Seventeen states and DC now cap rates at around 36% or lower to stop abusive debt trap loans, with Illinois poised to become the eighteenth

DURHAM, NC – Today, the Center for Responsible Lending (CRL) released a new map showing the typical annual interest rate of a payday loan in states across the country. The map reflects a trend toward stopping loans of 400% APR and more, with a long way yet to go before protections cover all U.S. families. In spite of the progress, states with rate caps face threats from predatory lenders that are partnering with out-of-state banks in order to evade state interest rate limits, a practice called “rent-a-bank.” During the Trump administration, bank regulators issued federal rules that may encourage predatory lenders to engage in this scheme.

Nebraska became the seventeenth state plus the District of Columbia to make triple-digit interest payday loans illegal within its borders when it brought rates down from an average 400% to no more than 36% last fall. The ballot measure accomplishing this reform passed with 83% of the vote.
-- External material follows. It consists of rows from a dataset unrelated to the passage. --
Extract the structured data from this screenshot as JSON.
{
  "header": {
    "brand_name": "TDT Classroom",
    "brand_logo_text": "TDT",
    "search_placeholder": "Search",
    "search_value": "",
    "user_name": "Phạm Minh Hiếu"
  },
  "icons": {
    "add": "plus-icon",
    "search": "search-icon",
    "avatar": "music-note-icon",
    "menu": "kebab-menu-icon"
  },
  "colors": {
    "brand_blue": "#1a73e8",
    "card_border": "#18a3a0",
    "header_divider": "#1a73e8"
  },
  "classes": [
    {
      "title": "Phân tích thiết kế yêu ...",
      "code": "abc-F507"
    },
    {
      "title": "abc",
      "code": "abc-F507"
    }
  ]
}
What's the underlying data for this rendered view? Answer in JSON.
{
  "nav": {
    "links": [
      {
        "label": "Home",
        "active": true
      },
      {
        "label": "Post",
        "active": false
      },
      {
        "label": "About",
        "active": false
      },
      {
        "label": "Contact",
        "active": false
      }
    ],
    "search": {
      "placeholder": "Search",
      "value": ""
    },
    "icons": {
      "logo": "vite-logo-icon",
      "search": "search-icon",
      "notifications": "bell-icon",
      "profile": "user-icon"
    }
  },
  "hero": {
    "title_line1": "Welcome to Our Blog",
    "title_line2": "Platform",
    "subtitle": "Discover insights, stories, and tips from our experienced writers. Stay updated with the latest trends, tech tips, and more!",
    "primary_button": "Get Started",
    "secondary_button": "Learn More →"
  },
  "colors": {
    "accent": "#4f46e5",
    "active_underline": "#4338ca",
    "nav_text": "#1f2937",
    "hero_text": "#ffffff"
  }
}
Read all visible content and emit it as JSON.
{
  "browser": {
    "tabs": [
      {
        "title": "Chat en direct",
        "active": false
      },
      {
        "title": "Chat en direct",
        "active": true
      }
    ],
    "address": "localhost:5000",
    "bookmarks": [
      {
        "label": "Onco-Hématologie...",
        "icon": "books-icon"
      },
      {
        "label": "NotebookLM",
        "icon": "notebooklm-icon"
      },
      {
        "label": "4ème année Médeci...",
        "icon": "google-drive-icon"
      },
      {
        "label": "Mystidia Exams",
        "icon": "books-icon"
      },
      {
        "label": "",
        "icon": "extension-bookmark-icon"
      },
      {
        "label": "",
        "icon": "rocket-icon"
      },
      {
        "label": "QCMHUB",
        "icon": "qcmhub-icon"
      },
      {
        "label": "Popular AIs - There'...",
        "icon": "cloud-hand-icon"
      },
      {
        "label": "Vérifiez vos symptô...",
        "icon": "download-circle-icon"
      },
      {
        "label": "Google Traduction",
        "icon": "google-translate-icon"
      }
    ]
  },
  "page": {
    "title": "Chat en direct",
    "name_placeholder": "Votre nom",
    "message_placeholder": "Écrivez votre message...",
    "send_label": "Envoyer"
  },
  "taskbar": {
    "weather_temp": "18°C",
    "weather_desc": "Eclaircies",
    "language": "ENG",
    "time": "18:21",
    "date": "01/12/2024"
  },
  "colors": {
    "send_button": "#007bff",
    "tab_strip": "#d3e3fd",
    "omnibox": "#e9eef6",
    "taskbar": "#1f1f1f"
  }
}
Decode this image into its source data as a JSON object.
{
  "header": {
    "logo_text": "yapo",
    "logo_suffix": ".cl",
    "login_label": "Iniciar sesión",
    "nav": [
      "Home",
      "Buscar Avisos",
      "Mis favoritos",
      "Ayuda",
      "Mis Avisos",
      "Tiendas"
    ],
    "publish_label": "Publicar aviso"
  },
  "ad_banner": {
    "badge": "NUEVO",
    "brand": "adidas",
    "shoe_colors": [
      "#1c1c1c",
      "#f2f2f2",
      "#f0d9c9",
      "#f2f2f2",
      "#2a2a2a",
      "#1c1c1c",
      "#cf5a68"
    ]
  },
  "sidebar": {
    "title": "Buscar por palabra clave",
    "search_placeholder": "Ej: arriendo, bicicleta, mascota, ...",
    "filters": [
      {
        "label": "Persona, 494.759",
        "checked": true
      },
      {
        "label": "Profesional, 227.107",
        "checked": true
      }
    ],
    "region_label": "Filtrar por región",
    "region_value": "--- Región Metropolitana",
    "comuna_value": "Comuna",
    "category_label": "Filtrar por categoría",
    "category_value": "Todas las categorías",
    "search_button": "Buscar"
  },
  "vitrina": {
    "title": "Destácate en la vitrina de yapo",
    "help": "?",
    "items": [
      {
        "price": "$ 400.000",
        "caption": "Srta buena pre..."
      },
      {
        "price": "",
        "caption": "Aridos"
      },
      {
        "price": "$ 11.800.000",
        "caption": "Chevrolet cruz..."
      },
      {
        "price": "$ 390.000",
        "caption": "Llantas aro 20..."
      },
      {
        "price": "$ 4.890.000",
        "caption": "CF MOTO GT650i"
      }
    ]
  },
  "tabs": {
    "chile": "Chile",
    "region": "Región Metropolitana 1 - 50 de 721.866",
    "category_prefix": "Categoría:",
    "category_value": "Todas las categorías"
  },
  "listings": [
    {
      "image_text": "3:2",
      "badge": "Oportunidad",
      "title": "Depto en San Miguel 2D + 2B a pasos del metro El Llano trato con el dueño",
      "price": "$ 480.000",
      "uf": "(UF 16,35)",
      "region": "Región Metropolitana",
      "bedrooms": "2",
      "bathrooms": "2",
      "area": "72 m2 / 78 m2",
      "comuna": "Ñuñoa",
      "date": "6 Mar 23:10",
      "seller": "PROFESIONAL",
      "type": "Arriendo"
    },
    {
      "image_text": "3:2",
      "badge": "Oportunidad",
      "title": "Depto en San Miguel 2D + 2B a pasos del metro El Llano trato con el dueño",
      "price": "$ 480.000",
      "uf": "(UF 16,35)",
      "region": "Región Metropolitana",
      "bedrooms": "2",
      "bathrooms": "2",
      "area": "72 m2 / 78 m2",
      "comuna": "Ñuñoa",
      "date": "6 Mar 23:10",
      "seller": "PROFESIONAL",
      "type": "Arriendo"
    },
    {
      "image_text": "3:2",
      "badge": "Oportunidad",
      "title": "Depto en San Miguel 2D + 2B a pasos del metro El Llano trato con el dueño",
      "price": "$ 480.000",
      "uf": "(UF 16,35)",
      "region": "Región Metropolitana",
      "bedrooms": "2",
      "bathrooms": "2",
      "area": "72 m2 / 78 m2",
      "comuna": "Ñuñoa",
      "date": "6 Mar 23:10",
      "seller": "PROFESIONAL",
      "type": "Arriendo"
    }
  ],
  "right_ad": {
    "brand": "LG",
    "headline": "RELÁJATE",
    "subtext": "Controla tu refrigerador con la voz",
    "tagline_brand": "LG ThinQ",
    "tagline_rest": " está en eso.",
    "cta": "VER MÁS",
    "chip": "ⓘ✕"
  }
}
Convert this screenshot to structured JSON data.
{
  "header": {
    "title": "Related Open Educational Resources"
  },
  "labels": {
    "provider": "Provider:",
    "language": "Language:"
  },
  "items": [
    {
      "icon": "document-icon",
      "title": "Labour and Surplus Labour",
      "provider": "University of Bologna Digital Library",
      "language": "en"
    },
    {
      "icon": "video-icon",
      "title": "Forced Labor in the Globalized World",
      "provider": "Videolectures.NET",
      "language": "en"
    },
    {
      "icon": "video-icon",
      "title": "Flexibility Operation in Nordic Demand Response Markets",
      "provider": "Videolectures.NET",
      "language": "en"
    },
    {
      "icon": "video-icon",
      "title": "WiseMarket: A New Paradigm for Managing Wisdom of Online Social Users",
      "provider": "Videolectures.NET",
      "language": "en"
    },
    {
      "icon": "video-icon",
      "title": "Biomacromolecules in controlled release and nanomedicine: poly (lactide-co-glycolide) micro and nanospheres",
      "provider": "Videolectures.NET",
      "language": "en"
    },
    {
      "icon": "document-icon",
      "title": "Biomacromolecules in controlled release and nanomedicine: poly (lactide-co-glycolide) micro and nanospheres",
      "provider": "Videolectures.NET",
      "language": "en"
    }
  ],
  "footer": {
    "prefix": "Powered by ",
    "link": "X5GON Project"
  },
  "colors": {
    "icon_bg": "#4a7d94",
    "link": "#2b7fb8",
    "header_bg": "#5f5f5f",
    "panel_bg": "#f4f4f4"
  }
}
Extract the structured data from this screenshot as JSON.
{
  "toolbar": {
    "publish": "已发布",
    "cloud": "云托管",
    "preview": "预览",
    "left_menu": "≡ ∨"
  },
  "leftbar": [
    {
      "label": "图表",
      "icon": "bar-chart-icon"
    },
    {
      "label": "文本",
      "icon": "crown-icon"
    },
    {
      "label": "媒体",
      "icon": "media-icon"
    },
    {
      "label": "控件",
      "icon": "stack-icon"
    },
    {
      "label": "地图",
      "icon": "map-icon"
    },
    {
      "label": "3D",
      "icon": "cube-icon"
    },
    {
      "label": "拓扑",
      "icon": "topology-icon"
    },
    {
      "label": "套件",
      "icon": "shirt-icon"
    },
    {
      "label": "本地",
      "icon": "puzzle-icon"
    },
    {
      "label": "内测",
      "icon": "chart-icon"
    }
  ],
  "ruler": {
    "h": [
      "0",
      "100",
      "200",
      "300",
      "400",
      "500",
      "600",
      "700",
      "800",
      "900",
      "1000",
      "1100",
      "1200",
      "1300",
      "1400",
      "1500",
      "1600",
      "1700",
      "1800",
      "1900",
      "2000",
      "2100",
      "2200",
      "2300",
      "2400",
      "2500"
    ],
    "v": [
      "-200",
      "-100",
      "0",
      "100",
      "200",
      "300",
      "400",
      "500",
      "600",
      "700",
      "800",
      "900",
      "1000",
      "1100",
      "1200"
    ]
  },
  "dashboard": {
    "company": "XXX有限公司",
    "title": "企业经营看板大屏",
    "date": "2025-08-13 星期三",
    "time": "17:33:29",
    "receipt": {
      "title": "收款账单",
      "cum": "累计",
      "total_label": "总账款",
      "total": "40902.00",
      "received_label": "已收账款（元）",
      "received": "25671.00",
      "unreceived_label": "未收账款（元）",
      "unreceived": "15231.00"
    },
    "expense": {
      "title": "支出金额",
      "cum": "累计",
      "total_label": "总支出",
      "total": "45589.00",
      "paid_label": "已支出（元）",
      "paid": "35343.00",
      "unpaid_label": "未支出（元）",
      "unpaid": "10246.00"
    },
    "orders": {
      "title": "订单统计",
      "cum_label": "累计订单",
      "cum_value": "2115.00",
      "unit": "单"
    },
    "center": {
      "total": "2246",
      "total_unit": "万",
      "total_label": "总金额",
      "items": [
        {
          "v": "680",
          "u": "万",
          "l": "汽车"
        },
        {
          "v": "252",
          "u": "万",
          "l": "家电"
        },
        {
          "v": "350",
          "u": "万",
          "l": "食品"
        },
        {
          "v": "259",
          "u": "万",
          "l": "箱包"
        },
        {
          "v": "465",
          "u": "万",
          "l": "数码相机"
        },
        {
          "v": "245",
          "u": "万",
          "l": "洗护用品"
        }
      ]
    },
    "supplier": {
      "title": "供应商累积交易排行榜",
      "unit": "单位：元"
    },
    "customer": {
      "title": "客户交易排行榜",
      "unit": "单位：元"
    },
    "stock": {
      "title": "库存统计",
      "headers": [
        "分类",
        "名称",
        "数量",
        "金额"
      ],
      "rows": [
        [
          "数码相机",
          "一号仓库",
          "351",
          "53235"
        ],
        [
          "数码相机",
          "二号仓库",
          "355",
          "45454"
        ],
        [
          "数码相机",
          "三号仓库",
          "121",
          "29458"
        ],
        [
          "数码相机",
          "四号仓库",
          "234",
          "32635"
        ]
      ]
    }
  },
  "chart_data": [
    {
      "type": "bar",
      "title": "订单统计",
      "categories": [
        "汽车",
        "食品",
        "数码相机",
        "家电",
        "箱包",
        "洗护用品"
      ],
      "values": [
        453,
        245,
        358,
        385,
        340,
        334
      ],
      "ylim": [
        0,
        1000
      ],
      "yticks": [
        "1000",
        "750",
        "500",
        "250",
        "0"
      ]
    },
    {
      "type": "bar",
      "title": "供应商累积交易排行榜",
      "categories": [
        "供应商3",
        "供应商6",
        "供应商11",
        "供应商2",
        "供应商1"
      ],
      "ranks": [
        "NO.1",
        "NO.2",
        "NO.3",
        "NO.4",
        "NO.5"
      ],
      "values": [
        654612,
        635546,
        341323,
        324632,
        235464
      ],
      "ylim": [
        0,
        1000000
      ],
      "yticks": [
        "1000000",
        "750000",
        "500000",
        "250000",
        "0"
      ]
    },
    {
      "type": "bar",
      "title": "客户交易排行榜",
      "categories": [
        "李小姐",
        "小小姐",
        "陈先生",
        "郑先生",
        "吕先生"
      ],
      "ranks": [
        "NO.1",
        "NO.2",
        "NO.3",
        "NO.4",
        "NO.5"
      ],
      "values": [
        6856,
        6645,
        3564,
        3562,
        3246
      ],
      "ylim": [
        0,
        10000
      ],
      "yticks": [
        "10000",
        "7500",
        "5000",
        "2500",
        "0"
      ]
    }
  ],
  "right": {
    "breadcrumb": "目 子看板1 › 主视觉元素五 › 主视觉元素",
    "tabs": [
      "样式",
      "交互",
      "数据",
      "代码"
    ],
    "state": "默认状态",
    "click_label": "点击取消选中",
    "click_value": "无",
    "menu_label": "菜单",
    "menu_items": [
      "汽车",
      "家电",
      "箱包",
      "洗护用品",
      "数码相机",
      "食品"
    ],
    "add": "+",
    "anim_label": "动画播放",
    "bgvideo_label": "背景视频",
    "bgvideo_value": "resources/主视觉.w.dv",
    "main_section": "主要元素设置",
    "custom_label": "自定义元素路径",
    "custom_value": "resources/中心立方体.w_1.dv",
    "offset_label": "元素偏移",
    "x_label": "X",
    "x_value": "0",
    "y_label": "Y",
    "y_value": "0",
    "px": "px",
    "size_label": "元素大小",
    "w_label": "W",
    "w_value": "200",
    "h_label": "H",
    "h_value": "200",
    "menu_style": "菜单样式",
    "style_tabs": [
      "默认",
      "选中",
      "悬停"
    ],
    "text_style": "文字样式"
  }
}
In Illinois, lawmakers passed a 36% cap in January as part of a package of bills proposed by the Legislative Black Caucus to address systemic racial inequities. Passed with broad bipartisan support, unanimously in the House, the measure awaits the signature of Governor J.B. Pritzker to become law.

Center for Responsible Lending Researcher Charla Rios made the following statement:

As Nebraska joins those states with effective protections against payday lending debt traps and as Illinois is on its way, we see steady progress. But millions of families are still unprotected across much of the country at a time when job loss, income reduction, and economic uncertainty make triple-digit debt traps even more dangerous. And even those residents of protected states are at risk if actions like the OCC’s ‘true lender’ rule are not reversed.

We cannot look away from the harm predatory lending is bringing to people who are literally fighting for survival. Designed with terms that intentionally make them very difficult to pay off, payday loans are associated with overdraft and insufficient funds fees to the point of closing bank accounts. They make it significantly harder for struggling families to make ends meet and cover basic living expenses. Payday borrowers are forced to file bankruptcy at higher rates than people in similar financial situations.

And in state after state, research shows more payday loan stores in communities of color, regardless of income. These are the very same communities that have been devastated by COVID, where families are losing loved ones at higher rates, and feeling profound financial impacts.

While we celebrate passage of every state reform that puts a stop to this exploitation, we must continue to push for reform until all U.S. families are protected. Congress and the Biden Administration should show commitment to caring for the least resourced, hardworking families that are keeping this country going through essential work that often puts their lives at risk.

We must reverse the dangerous ‘true lender’ rule pushed out by the OCC during the previous administration. And we should cap interest rates on predatory lenders across the nation to stop the debt trap of payday lending for all U.S. families.